Вал с Куроме опять коротко засмеялись:
— А он выкрутился, — пояснил моряк. — Этот хитрый служитель искусства устроил такое зрелище. Забег на шпильках! Зазеркальная мода пришла и сюда. Мини-юбки, каблуки. Поставил какой-то приз, кажется…
— Главную роль он призом поставил, — с непонятным выражением лица пояснила Эсдес. — Заговор ведь составляли в мою пользу. На самом деле, история довольно мерзкая. И победили заговорщиков просто. Повесили объявления: “Кто хочет повторения Мятежа, тот поддержит восстание!” — после чего всех бунтовщиков буквально в неделю перевязали подобно сушеной хурме, и посдавали нам теплыми. Почти мечами махать и не пришлось… Правда, неохота вспоминать, — взглядом в упор Эсдес привела к молчанию Вала, и сменила тему:
— Зато в кино, чувствую, я снова буду сражаться на каблуках.

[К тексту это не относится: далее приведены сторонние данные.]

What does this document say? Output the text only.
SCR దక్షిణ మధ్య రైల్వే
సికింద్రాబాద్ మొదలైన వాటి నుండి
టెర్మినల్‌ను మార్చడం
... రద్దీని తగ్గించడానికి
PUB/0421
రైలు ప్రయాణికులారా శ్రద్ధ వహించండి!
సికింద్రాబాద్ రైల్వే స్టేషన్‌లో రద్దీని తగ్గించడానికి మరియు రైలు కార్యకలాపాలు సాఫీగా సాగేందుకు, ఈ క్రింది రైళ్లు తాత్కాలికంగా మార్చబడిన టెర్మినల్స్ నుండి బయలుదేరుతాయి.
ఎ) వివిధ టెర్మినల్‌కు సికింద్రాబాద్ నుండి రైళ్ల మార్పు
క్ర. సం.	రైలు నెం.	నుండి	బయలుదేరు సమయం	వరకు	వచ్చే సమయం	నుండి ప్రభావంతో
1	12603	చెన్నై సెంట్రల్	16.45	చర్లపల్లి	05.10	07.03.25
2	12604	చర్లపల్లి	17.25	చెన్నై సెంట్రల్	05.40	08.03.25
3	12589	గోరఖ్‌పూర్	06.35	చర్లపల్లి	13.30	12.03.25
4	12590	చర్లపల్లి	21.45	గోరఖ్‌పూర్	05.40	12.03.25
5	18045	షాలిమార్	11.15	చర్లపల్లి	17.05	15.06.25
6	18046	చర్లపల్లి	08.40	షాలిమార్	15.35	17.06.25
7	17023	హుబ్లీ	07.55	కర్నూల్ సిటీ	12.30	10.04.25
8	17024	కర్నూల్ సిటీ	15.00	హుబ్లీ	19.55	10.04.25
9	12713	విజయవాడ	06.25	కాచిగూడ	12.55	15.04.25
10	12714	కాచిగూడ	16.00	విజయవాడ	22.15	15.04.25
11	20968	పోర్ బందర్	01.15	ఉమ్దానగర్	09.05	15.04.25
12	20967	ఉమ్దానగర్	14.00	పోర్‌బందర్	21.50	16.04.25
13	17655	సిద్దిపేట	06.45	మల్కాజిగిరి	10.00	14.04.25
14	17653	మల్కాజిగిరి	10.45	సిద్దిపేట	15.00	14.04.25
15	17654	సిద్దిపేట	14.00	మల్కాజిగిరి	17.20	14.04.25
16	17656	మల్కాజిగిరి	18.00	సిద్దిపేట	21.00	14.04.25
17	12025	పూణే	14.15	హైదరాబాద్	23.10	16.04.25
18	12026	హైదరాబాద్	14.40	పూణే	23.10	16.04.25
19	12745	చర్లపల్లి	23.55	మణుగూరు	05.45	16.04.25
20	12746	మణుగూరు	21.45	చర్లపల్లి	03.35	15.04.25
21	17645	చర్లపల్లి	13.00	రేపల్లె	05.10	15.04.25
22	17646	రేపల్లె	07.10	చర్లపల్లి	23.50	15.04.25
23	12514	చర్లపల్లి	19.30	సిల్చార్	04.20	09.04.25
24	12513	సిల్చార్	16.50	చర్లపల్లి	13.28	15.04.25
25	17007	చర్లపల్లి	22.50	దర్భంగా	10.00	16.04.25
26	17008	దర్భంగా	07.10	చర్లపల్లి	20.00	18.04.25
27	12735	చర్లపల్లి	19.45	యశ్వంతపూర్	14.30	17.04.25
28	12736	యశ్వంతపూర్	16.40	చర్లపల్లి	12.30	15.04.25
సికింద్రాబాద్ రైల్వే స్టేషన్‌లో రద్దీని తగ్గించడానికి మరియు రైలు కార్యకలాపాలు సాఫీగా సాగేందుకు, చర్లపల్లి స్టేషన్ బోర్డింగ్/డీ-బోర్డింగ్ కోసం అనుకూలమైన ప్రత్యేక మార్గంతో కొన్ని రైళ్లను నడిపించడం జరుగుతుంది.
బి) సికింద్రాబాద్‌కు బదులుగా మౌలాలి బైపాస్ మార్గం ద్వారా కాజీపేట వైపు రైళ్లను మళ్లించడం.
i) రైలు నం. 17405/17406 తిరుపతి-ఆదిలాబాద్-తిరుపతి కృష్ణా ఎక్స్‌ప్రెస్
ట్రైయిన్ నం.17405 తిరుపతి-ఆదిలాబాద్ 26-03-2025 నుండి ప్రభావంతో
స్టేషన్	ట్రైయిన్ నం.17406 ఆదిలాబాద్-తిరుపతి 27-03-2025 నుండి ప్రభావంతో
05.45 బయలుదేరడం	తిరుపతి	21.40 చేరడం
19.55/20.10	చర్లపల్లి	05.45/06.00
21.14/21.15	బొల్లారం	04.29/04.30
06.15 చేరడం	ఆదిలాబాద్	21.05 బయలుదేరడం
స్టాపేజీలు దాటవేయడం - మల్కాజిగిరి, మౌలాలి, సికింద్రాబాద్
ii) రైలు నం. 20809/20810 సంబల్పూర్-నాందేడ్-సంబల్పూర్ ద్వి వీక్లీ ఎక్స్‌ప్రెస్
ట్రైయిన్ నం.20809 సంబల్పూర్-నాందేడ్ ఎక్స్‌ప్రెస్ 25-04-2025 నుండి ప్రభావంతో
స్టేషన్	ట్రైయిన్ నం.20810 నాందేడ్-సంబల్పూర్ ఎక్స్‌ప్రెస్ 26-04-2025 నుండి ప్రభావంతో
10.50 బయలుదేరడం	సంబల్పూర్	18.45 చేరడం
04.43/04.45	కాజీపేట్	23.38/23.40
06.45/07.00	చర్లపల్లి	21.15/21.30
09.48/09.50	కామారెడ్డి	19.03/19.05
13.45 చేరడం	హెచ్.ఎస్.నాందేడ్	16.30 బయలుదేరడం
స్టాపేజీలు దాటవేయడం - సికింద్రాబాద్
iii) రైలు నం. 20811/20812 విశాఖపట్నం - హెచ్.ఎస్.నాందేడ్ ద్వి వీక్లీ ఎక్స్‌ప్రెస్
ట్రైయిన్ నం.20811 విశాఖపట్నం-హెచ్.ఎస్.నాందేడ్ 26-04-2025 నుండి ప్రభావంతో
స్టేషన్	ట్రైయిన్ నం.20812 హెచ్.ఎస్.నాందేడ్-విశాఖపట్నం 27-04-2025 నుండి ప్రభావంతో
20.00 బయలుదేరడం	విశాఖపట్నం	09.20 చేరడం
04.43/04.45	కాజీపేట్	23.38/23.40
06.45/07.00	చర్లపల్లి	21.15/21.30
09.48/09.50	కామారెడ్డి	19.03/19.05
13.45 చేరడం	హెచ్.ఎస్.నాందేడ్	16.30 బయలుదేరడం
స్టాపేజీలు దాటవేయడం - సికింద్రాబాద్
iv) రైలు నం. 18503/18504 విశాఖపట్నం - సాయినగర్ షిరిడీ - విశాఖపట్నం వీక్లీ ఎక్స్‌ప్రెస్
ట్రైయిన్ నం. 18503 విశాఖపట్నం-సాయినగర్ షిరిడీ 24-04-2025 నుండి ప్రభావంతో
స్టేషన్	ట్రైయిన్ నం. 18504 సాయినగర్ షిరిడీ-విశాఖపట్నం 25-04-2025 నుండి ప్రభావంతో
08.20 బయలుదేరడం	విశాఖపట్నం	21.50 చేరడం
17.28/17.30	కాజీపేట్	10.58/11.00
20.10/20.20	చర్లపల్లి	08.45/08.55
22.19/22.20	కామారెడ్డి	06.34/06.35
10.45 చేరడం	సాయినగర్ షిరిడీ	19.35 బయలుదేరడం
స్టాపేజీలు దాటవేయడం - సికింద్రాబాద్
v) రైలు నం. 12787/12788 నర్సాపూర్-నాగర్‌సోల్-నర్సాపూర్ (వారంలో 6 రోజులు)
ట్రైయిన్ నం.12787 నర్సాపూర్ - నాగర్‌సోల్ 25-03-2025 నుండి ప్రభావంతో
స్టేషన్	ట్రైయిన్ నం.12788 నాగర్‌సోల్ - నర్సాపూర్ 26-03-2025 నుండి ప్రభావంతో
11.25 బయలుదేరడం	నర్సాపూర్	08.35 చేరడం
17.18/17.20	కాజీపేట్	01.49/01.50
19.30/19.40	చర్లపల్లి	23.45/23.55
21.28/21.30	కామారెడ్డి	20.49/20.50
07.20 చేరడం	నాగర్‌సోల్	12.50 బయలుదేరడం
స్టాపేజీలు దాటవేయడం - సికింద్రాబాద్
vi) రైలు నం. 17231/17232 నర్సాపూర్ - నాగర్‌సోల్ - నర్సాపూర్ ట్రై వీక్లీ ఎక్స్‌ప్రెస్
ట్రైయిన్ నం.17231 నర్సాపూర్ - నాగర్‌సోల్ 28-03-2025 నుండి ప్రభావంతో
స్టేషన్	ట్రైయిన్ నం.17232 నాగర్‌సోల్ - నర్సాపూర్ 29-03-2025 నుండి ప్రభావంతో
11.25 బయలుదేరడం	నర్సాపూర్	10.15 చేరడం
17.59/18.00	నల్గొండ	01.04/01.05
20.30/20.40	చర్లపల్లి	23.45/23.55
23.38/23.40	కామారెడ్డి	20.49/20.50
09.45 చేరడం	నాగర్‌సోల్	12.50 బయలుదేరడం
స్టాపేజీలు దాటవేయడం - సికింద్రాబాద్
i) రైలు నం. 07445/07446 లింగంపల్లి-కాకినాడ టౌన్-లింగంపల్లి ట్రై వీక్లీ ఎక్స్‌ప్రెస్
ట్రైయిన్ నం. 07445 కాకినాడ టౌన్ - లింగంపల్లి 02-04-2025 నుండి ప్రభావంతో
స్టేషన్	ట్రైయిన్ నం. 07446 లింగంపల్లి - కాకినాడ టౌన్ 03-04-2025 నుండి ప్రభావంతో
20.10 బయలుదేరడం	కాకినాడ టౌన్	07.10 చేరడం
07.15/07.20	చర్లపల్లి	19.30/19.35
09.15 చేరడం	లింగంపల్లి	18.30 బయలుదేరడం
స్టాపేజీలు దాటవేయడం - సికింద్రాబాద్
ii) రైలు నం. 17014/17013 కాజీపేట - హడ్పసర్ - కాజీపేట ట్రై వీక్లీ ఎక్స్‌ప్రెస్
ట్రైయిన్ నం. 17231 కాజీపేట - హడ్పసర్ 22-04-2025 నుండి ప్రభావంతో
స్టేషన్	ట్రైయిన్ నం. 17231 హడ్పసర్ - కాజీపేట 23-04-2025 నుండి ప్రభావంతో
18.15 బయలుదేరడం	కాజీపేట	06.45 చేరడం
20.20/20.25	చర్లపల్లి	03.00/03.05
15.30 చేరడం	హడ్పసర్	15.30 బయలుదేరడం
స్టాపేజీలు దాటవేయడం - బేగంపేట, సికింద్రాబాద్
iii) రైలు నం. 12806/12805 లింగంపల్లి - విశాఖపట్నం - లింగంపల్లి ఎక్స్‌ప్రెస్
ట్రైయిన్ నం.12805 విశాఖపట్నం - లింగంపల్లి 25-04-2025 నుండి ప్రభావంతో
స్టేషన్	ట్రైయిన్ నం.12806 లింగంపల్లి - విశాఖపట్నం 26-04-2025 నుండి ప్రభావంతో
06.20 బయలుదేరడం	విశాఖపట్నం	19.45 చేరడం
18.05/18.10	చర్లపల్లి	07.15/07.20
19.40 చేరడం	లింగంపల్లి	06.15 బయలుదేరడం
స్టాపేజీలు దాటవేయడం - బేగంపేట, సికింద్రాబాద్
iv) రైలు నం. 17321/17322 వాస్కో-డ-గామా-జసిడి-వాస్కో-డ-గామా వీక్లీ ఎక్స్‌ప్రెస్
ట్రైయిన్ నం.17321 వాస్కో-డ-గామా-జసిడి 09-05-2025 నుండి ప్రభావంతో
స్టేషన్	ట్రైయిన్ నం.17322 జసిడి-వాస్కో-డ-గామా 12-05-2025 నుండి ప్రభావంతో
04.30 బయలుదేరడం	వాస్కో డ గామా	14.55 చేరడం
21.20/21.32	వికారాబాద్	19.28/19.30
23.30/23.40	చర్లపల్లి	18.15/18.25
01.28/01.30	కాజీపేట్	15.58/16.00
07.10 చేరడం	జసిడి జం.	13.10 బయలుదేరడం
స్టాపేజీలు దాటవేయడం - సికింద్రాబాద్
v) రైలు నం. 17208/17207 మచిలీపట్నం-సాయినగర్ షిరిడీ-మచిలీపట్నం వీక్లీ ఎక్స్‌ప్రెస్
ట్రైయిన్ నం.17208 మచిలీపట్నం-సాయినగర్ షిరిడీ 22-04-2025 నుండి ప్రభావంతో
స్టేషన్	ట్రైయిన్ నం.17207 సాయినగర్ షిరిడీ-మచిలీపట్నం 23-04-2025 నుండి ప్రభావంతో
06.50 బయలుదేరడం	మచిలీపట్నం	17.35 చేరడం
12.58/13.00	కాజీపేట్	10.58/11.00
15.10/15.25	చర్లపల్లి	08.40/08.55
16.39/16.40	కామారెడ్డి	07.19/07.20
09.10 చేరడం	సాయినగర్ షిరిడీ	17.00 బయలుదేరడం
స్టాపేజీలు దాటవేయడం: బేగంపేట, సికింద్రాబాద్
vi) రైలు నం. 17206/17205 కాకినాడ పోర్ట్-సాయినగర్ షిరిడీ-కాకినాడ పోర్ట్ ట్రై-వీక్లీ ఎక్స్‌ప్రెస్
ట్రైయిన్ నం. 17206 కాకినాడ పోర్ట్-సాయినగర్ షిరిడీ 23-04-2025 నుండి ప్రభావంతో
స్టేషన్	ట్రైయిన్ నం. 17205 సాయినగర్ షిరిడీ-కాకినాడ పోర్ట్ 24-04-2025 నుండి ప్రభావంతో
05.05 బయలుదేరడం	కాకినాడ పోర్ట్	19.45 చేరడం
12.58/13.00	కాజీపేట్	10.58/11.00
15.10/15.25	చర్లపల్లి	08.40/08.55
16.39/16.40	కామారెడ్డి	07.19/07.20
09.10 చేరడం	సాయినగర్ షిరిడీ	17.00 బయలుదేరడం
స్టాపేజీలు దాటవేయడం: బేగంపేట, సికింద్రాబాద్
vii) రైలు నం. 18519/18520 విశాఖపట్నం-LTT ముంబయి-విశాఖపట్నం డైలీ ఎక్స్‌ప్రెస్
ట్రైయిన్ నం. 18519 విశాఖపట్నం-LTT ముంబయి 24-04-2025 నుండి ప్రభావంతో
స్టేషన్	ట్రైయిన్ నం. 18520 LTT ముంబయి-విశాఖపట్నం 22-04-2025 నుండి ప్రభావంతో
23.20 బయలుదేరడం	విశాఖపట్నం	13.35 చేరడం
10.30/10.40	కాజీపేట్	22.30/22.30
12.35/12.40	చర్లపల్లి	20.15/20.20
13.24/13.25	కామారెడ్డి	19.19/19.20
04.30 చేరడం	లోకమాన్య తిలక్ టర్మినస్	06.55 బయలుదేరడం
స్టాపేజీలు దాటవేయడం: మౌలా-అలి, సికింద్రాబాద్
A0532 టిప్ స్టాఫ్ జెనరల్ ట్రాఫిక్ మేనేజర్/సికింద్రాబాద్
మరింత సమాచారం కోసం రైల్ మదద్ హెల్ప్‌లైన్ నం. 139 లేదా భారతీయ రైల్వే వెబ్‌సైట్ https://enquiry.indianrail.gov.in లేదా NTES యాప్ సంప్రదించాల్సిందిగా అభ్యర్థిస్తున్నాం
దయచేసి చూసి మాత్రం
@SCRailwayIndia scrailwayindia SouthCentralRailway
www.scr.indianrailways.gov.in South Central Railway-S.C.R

— Ну вот, — сказал моряк явно не то, что собирался, — набежало девок со всей Столицы. И актриски вроде как уломали его показать класс. И он так весь надулся: “Мужчина даже на каблуках женщину обгонит!” — и под этим соусом, со всеми смешочками да подколками, проковылял всю дистанцию.
— Пришлось помиловать. Слово Эсдес тверже гороха!
Все снова засмеялись.
— Но вы что-то подобрели, наставник, — все же не удержался моряк.
— Ну да. Енот завтра приезжает. Северная застава утром семафорила, — просто сказала Эсдес.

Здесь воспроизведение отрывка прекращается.